Usciamo fuori dal supermercato tutti e tre insieme, Lando si è offerto di prendere anche le mie cose, quindi ha fatto la fila e adesso sta portando anche la mia borsa.

«Hai mangiato oggi?» mi chiede Jamie. Rimango in silenzio, meditando sul fatto di aver mangiato solo metà mela, troppo nervoso per riuscire a pranzare. «Ma fai sul serio?!» sbotta, capendo anche senza che io dica niente.

Lando segue il nostro discorso senza dire una parola, rimanendo due passi indietro. Camminiamo insieme arrivando alla sua macchina, che capisco essere sua perché è la più bella e costosa di tutto il parcheggio.

«Vi accompagno fino a casa, anche se è qui vicino», si offre e Jamie accetta per entrambi.
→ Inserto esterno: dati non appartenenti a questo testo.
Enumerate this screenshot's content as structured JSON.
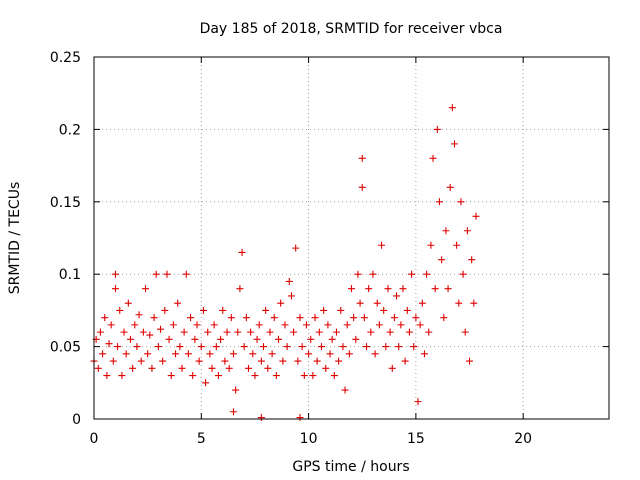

Nonostante sia un viaggio di nemmeno due minuti, perché davvero, abitiamo letteralmente dietro al supermercato, mi sembra durare una vita! Jamie continua a rimproverarmi e per quanto io gli voglia bene, credo stia un po' esagerando. Dallo specchietto retrovisore Lando mi lancia qualche occhiata ed io ricambio, perché è l'unica cosa che posso fare. Lo vorrei ringraziare meglio, ma mi limito a questo.

Una volta che scendo dalla sua macchina sono tante le cose che rimangono in sospeso tra di noi, eppure...

«Dopo ti scrivo per sapere come stai», mi dice sporgendosi oltre il finestrino aperto.